Ann Scotchmer (eleven years old) writes in her diary about one crucial year of her life – between 1918 and 1919. It starts at the end of World War I and covers the period of the Spanish flu in her hometown of Nowra, New South Wales.

This is a historical fiction based on real people and real events in Nowra when it was a relatively new town but already thriving with three pubs and two schools. Ann descends from two prominent families of the region.

On her father’s side, Grandpa has established J.J. Scotchmer & Son, Tailors, and Fitters where Ann loves folding the cloth and sorting the buttons. On her mother’s side, Grandpa Fitzgerald has built the Imperial Hotel, which is the setting for celebrations – birthdays, Christmas and the annual fair.

‘We’re a privileged family’ her aunt says. And we see this in the way the Scotchmer household runs. But living through a pandemic raises Ann’s awareness of how life can be for the less fortunate.

When the soldiers return from Europe and the town holds parades and parties to celebrate the end of war, Ann believes that life will get better forever. But then the influenza epidemic hits the town. The public school is turned into a temporary hospital and Ann’s Catholic school also closes. She experiences the same boredom and concerns as modern day kids did with Covid-19. But for her, there is no technology to ease the situation and death is much closer because the poor hygiene poses a greater threat than today. 

Yellow flags begin to appear in the windows of sick peoples’ homes and the newspaper provides a daily count of the deaths. Ann comments on it all in her diary. She also confesses her ambition to be an artist and her efforts make for delightful illustrations in the book.

As the eldest of six children, all the others being boys, Ann longs for a sister. And now her mother is pregnant again.

Throughout the story, Ann is unable to forget the cryptic message a fortune-teller gave her at the Nowra fair. Especially when Mother is asked to help a young girl who has just given birth, and the girl’s husband has the influenza.

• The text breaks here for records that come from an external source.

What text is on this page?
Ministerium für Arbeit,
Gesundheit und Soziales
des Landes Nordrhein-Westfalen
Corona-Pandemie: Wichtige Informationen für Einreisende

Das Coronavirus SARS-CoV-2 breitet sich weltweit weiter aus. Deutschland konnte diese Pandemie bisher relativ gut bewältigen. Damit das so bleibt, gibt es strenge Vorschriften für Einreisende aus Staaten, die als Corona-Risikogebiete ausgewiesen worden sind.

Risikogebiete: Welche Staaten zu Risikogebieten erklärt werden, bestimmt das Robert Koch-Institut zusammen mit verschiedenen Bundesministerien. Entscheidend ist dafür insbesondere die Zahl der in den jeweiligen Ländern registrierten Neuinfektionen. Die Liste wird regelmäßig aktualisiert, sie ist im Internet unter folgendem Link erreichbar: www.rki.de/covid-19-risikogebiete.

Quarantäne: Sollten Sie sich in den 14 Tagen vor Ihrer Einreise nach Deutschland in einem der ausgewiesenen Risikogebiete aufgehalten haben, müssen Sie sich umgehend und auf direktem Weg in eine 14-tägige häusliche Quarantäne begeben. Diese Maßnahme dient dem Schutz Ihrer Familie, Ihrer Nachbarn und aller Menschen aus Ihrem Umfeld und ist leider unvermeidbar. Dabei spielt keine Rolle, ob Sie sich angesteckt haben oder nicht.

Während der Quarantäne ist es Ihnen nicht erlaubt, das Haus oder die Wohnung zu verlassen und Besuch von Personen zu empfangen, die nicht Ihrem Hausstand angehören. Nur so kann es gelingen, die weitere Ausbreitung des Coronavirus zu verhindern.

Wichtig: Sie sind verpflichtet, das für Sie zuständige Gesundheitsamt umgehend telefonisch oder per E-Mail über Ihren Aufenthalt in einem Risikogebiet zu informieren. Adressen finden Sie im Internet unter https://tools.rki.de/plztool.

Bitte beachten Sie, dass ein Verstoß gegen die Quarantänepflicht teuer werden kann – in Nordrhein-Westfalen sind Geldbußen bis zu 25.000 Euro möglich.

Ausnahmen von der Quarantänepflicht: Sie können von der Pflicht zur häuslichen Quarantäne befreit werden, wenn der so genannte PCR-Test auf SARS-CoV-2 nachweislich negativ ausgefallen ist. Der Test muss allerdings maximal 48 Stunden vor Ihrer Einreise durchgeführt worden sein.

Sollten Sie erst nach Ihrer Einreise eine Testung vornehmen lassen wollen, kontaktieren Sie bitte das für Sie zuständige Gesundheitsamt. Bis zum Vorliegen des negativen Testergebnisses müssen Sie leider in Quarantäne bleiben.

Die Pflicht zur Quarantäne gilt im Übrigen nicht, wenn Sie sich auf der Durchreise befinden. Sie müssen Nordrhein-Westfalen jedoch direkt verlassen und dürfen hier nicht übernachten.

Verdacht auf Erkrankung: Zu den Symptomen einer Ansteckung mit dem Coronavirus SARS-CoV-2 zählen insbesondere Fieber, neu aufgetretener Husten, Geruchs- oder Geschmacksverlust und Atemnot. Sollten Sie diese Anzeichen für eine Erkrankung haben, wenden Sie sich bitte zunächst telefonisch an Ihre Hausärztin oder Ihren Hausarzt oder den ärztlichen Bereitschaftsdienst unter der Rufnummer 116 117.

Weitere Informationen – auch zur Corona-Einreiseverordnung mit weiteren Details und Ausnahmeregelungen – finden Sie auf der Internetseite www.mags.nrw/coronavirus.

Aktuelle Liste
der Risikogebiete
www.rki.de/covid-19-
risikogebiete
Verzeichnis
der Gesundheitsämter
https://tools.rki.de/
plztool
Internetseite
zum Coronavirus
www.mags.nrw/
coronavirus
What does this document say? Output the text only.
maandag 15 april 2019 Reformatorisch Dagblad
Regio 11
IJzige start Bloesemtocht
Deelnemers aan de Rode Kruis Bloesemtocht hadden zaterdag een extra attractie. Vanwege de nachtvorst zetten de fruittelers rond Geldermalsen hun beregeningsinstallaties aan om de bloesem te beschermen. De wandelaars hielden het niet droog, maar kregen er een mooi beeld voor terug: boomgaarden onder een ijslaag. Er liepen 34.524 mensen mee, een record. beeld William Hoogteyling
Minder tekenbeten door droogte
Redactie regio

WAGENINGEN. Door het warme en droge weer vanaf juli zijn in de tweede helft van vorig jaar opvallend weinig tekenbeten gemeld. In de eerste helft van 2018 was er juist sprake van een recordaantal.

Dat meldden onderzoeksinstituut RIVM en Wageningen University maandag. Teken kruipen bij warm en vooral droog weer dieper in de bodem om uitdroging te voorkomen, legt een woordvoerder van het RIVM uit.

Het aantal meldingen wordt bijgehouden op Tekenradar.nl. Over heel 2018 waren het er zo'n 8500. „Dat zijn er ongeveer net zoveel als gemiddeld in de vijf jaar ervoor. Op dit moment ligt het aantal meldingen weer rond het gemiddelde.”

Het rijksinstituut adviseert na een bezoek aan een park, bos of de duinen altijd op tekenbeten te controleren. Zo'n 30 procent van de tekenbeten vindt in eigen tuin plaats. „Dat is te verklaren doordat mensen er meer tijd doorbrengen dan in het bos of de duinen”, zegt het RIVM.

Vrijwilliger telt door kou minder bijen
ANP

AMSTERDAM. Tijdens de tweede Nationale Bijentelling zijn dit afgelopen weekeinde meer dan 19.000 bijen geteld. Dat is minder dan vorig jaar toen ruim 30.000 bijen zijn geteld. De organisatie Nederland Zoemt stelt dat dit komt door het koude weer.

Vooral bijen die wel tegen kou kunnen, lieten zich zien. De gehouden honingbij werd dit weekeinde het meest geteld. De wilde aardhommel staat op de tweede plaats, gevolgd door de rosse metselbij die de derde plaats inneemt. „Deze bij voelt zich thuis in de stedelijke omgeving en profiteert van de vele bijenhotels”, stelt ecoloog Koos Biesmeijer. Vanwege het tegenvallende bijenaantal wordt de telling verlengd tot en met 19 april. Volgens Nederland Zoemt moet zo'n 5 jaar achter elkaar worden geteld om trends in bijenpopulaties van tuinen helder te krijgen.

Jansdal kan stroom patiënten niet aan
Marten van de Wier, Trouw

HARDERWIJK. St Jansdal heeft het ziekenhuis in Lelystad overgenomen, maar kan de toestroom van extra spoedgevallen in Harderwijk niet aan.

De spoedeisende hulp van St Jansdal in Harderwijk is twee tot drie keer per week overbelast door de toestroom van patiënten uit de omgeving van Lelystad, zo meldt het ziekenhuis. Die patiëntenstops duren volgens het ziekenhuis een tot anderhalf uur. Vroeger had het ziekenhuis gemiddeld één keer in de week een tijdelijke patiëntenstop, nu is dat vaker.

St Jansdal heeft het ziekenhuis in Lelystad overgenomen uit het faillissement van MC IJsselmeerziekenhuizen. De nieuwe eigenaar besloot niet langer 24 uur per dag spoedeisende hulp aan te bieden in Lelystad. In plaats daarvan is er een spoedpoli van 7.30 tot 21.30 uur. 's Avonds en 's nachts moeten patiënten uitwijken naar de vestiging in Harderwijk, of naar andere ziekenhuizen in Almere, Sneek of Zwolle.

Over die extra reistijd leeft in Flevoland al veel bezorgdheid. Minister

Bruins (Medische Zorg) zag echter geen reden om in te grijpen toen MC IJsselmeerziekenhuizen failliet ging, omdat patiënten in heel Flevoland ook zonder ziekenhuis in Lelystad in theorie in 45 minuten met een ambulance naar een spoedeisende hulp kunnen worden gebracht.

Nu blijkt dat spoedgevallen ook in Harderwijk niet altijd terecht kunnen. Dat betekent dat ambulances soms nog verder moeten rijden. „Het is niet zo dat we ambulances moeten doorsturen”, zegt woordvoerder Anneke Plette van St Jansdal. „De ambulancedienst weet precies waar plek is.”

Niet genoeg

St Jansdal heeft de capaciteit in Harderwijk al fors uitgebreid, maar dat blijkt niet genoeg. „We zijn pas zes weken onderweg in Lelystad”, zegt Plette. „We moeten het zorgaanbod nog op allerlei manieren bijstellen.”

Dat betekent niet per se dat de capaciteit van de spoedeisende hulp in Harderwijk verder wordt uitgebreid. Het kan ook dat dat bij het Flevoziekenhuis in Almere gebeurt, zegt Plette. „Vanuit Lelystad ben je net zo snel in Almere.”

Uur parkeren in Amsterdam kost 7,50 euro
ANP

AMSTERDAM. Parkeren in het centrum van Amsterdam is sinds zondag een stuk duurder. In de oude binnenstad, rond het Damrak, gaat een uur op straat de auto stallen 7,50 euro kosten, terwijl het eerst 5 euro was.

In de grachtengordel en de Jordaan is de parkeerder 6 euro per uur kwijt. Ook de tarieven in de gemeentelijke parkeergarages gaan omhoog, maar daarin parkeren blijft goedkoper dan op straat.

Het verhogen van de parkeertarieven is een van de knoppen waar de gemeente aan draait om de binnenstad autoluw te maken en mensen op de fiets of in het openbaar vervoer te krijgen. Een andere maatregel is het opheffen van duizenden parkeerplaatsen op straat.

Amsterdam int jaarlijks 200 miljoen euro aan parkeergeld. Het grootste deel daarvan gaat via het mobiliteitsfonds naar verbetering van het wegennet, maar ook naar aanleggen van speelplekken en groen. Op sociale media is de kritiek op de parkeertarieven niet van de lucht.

The climax of the story is what follows on from this visit.

There is sadness in this tale – but it ends positively. Ann learns to be resilient like Grandma Fitzgerald, daughter of a convict-made-good, who turns out to be a great role model for our heroine.

Today’s young readers will be able to connect Ann’s experience of a pandemic with their own contemporary experience. And Ann might even become the artist that she longs to be.